Experimental Phase-Matching Quantum Cryptographic Conferencing in Symmetric and Asymmetric Fiber Channels
Mi Zou, Bin-Chen Li, Shuai Zhao, Yingqiu Mao, Dandan Qin, Xiao Jiang, Teng-Yun Chen, Jian-Wei Pan
TL;DR
The paper addresses enabling secure multiparty quantum conferencing over long-distance fiber networks by extending the phase-matching QCC to a three-intensity scheme that accommodates asymmetric channels and finite-size effects.
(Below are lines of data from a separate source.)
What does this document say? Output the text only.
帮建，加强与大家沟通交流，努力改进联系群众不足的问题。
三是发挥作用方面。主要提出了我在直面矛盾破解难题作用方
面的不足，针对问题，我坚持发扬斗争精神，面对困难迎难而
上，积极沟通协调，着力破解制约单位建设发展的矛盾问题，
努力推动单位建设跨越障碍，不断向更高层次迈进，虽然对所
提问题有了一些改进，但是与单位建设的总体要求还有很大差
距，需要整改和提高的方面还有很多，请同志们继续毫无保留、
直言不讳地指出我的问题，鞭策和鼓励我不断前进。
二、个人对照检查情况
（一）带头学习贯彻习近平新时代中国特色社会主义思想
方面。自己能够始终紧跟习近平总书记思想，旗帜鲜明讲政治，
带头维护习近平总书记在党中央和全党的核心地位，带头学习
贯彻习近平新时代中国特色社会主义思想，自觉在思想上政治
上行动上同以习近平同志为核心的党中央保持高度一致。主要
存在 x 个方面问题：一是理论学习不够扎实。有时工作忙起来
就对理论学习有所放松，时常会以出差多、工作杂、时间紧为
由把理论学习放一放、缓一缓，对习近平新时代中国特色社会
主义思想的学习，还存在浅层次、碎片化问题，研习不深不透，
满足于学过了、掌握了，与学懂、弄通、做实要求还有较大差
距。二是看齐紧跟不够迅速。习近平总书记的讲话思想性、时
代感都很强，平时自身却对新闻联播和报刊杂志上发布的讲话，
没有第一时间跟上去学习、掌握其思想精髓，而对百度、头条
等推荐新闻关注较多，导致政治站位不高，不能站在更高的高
It combines frequency-locking and phase-tracking to synchronize three parties and provides security proofs via entanglement-based and source-replacement methods with a decoy-state analysis, yielding a key-rate formula $R=\left( \frac{2}{D} \right)^2 Q_{\mu} [1-f h(E^{max}_Z) - h(E^U_X)]$. Experiments demonstrate symmetric-channel secure transmission up to $100$ km per party (corresponding to $200$ km between parties) and show that, in asymmetric channels, per-party intensity optimization can significantly boost finite-size key rates without loss compensation. These results validate PM QCC as a feasible approach for intercity, star-type quantum networks and highlight its practical benefits for scalable multiparty quantum cryptography.
Abstract
Quantum cryptographic conferencing (QCC) allows multiple parties to establish common secure keys in quantum networks with information-theoretic security. However, the secure transmission distances of current QCC implementations are still limited to the metropolitan areas. Here, we experimentally demonstrate the three-intensity phase-matching (PM) QCC protocol considering finite-size effects by employing frequency-locking and phase-tracking techniques for three parties. The key distribution capability of the PM QCC protocol is demonstrated in the symmetric fiber channels with the distance from each party to the measurement site up to 100 km. The network adaptability of the PM QCC protocol is demonstrated in asymmetric fiber channels used to simulate fiber channel configurations in real networks. Thus, the feasibility of applying the PM QCC protocol to practical intercity quantum networks with both symmetric and asymmetric channels is verified.